Recent advancements in pre-trained large foundation models (LFM) have yielded significant breakthroughs across various domains, including natural language processing and computer vision. These models have been particularly impactful in the domain of medical diagnostic tasks. With abundant unlabeled data, an LFM has been developed for fundus images using the Vision Transformer (VIT) and a self-supervised learning framework. This LFM has shown promising performance in fundus disease diagnosis across multiple datasets. On the other hand, deep learning models have long been challenged by dataset quality issues, such as image quality and dataset bias. To investigate the influence of data quality on LFM, we conducted explorations in two fundus diagnosis tasks using datasets of varying quality. Specifically, we explored the following questions: Is LFM more robust to image quality? Is LFM affected by dataset bias? Can fine-tuning techniques alleviate these effects? Our investigation found that LFM exhibits greater resilience to dataset quality issues, including image quality and dataset bias, compared to typical convolutional networks.
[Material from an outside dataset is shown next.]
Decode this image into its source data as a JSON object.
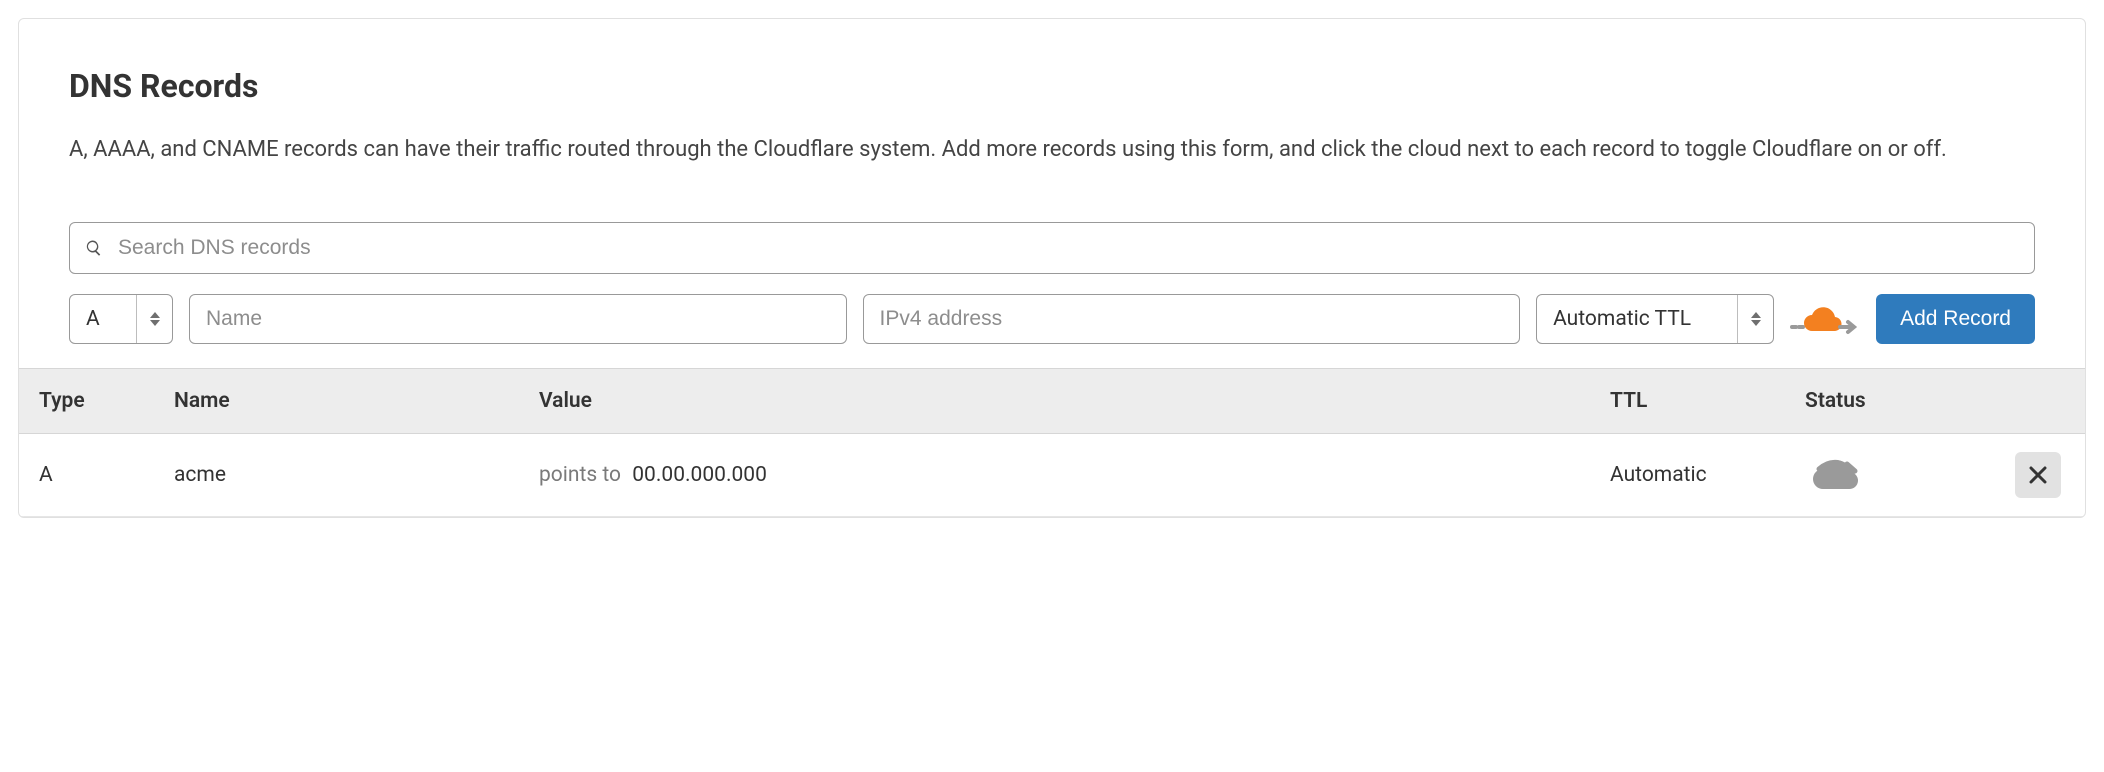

Furthermore, we discovered that overall fine-tuning is an effective adapter for LFM to mitigate the impact of dataset quality issues.
Paper Structure (9 sections, 6 figures)

This paper contains 9 sections, 6 figures.

Figures (6)

  • Figure 1: Summary of our EyeQ dataset, where DR-i indicates the presence of diabetic retinopathy at grade i based on the labels in the EyePACS dataset. This image shows the three levels of quality of the EyeQ dataset (high, usable, and low) corresponding to each level of DR severity. Number (rate), where number represents the quantity of images in this category, and rate indicates the proportion of images of this DR category in the corresponding quality subset.
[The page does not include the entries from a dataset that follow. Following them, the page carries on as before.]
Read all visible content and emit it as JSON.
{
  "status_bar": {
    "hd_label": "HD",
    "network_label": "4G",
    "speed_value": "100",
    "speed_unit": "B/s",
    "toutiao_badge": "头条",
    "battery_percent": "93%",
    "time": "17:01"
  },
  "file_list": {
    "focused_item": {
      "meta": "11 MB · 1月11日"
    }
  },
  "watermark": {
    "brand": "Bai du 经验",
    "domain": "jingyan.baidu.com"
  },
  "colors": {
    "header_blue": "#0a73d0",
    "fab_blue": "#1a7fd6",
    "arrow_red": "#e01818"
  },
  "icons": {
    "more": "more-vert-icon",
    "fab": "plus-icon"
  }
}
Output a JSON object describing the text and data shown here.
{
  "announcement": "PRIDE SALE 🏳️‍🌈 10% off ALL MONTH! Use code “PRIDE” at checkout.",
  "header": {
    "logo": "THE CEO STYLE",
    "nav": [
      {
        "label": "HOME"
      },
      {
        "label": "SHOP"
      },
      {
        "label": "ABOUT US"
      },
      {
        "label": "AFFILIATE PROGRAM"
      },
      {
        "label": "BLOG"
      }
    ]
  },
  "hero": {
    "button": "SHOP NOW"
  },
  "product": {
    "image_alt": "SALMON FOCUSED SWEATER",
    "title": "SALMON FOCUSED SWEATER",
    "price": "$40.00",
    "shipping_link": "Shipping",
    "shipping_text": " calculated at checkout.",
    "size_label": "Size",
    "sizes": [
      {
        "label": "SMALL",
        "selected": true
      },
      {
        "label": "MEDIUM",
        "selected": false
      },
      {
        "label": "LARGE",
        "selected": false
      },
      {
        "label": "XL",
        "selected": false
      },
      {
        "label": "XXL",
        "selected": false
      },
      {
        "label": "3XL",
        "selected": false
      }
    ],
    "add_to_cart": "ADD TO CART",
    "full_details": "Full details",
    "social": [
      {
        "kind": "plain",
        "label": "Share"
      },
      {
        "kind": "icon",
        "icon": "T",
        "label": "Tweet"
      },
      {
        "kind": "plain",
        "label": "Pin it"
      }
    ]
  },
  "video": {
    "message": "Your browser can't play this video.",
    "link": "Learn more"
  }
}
  • Figure 2: Summary of our iSee dataset, which shows the fundus disease distribution. This image displays the iSee dataset’s two levels of quality (high and low) correspond to each level of the fundus disease category.
  • Figure 3: RETFound overall fine-tuning on the high-quality EyeQ and then evaluated on low-quality, usable quality, and high-quality EyeQ datasets. (a) represents the impact of different qualities on RETFound in EyeQ, while (b) represents the impact of different qualities on RETFound in iSee. The classification performance of RETFound decreases as image quality deteriorates.
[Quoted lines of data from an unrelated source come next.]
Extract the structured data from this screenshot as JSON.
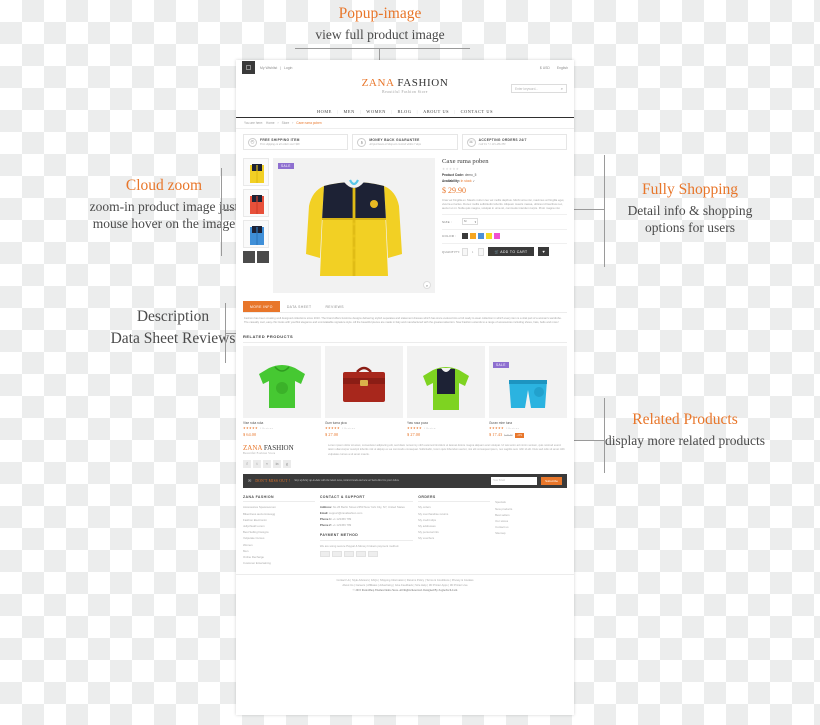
{
  "annotations": {
    "popup": {
      "title": "Popup-image",
      "sub": "view full product image"
    },
    "cloud": {
      "title": "Cloud zoom",
      "sub": "zoom-in product image just mouse hover on the image"
    },
    "fully": {
      "title": "Fully Shopping",
      "sub": "Detail info & shopping options for users"
    },
    "description": {
      "title": "Description",
      "sub": "Data Sheet Reviews"
    },
    "related": {
      "title": "Related Products",
      "sub": "display more related products"
    }
  },
  "site": {
    "topbar": {
      "my_wishlist": "My Wishlist",
      "login": "Login",
      "currency": "$ USD",
      "language": "English"
    },
    "brand": {
      "name_1": "ZANA",
      "name_2": "FASHION",
      "tagline": "Beautiful Fashion Store"
    },
    "search": {
      "placeholder": "Enter keyword..."
    },
    "nav": [
      "HOME",
      "MEN",
      "WOMEN",
      "BLOG",
      "ABOUT US",
      "CONTACT US"
    ],
    "breadcrumb": {
      "prefix": "You are here:",
      "home": "Home",
      "store": "Store",
      "current": "Caxe ruma poben"
    },
    "services": [
      {
        "title": "FREE SHIPPING ITEM",
        "sub": "Free shipping on all orders over $99",
        "icon": "truck-icon"
      },
      {
        "title": "MONEY BACK GUARANTEE",
        "sub": "All purchases at Shop are covered within 7 days",
        "icon": "money-icon"
      },
      {
        "title": "ACCEPTING ORDERS 24/7",
        "sub": "Call Us +1 123-456-789",
        "icon": "headset-icon"
      }
    ],
    "product": {
      "title": "Caxe ruma poben",
      "rating": "★★★★★",
      "code_label": "Product Code:",
      "code_value": "demo_5",
      "avail_label": "Availability:",
      "avail_value": "In stock",
      "price": "$ 29.90",
      "sale_badge": "SALE",
      "description": "Cras vel fringilla ex. Mauris rutrum leo vel mollis dapibus. Morbi urna nisi, maximus at fringilla eget, viverra et luctus. Donec mollis sollicitudin lobortis. Aliquam mauris massa, ultrices id faucibus nec, auctor ut mi. Nulla quis magna, volutpat in urna sit, commodo interdum turpis. Proin magna nisi.",
      "size_label": "SIZE :",
      "size_value": "M",
      "color_label": "COLOR :",
      "colors": [
        "#3a3a3a",
        "#f5a623",
        "#4a90d9",
        "#f5d922",
        "#f050d0"
      ],
      "qty_label": "QUANTITY:",
      "qty_value": "1",
      "add_to_cart": "ADD TO CART",
      "wishlist_icon": "heart-icon"
    },
    "tabs": [
      {
        "label": "MORE INFO",
        "active": true
      },
      {
        "label": "DATA SHEET",
        "active": false
      },
      {
        "label": "REVIEWS",
        "active": false
      }
    ],
    "tab_body": "Fashion has been creating well designed collections since 2010. The brand offers feminine designs delivering stylish separates and statement dresses which has since evolved into a full ready to wear collection in which every item is a vital part of a woman's wardrobe. The casually cool, easy chic looks with youthful elegance and unmistakable signature style. All the beautiful pieces are made in Italy and manufactured with the greatest attention. Now Fashion extends to a range of accessories including shoes, hats, belts and more!",
    "related_heading": "RELATED PRODUCTS",
    "related": [
      {
        "name": "Vise ruka ruka",
        "stars": "★★★★★",
        "reviews": "2 Reviews",
        "price": "$ 64.00",
        "old": "",
        "badge": "",
        "sale": false
      },
      {
        "name": "Gum tuma pica",
        "stars": "★★★★★",
        "reviews": "2 Reviews",
        "price": "$ 27.00",
        "old": "",
        "badge": "",
        "sale": false
      },
      {
        "name": "Yaw rusa poza",
        "stars": "★★★★★",
        "reviews": "1 Review",
        "price": "$ 27.00",
        "old": "",
        "badge": "",
        "sale": false
      },
      {
        "name": "Guran mire tuna",
        "stars": "★★★★★",
        "reviews": "3 Reviews",
        "price": "$ 17.43",
        "old": "$ 20.50",
        "badge": "-15%",
        "sale": true
      }
    ],
    "footer_brand": {
      "name_1": "ZANA",
      "name_2": "FASHION",
      "tagline": "Beautiful Fashion Store"
    },
    "footer_text": "Lorem ipsum dolor sit amet, consectetur adipiscing elit, sed diam nonummy nibh euismod tincidunt ut laoreet dolore magna aliquam erat volutpat. Ut wisi enim ad minim veniam, quis nostrud exerci tation ullamcorper suscipit lobortis nisl ut aliquip ex ea commodo consequat. Sollicitudin, lorem quis bibendum auctor, nisi elit consequat ipsum, nec sagittis sem nibh id elit. Duis sed odio sit amet nibh vulputate cursus a sit amet mauris.",
    "social_icons": [
      "facebook-icon",
      "twitter-icon",
      "rss-icon",
      "linkedin-icon",
      "google-plus-icon"
    ],
    "newsletter": {
      "heading": "DON'T MISS OUT !",
      "sub": "Stay stylishly up-to-date with the latest news, hottest trends and new arrivals direct to your inbox.",
      "placeholder": "Your Email",
      "button": "Subscribe"
    },
    "footer_columns": [
      {
        "title": "ZANA FASHION",
        "items": [
          "Accessoires Spacewomen",
          "Bikerdress auctormsiesgg",
          "Fashion Electronim",
          "Jellychuall Lorem",
          "Best Selling Designs",
          "Vulputate Cursus",
          "Women",
          "Men",
          "Online Recharge",
          "Customer Entertaining"
        ]
      },
      {
        "title": "CONTACT & SUPPORT",
        "items": []
      },
      {
        "title": "ORDERS",
        "items": [
          "My orders",
          "My merchandise returns",
          "My credit slips",
          "My addresses",
          "My personal info",
          "My vouchers"
        ]
      },
      {
        "title": "",
        "items": [
          "Specials",
          "New products",
          "Best sellers",
          "Our stores",
          "Contact us",
          "Sitemap"
        ]
      }
    ],
    "contact": {
      "address_label": "Address:",
      "address_value": "No 26 Berlin Street 2353 New York City, NY, United States",
      "email_label": "Email:",
      "email_value": "support@zanafashion.com",
      "phone1_label": "Phone 1:",
      "phone1_value": "+1 123456 789",
      "phone2_label": "Phone 2:",
      "phone2_value": "+1 123456 789"
    },
    "payment": {
      "title": "PAYMENT METHOD",
      "note": "We are using secure Paypal & Money brokers payment method.",
      "icons": [
        "discover-icon",
        "mastercard-icon",
        "paypal-icon",
        "visa-icon",
        "amex-icon"
      ]
    },
    "bottom_links_1": "Contact Us | Style Advisors | FAQs | Shipping Information | Returns Policy | Terms & Conditions | Privacy & Cookies",
    "bottom_links_2": "About Us | Careers | Affiliates | Advertising | Give Feedback | Size Help | 3D Printer Apps | 3D Printer Live",
    "copyright": "© 2015 PrestaShop Themes Demo Store. All Rights Reserved. Designed By ZognoTech.Com",
    "side_social": [
      "facebook-icon",
      "twitter-icon",
      "pinterest-icon"
    ]
  }
}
  • Figure 4: RETFound and ResNet overall fine-tuning the training dataset of EyeQ and iSee high-quality subset, respectively. (a) and (b) show that RETFound is more stable than ResNet when encountering image degradation.
  • Figure 5: RETFound fine-tuning on the high-quality EyeQ and then evaluated on low quality, usable quality, and high-quality EyeQ dataset. The AUROC of five classes is distributed in five DR gradings. For classes with lower proportions, RETFound is more significantly affected by image degradation.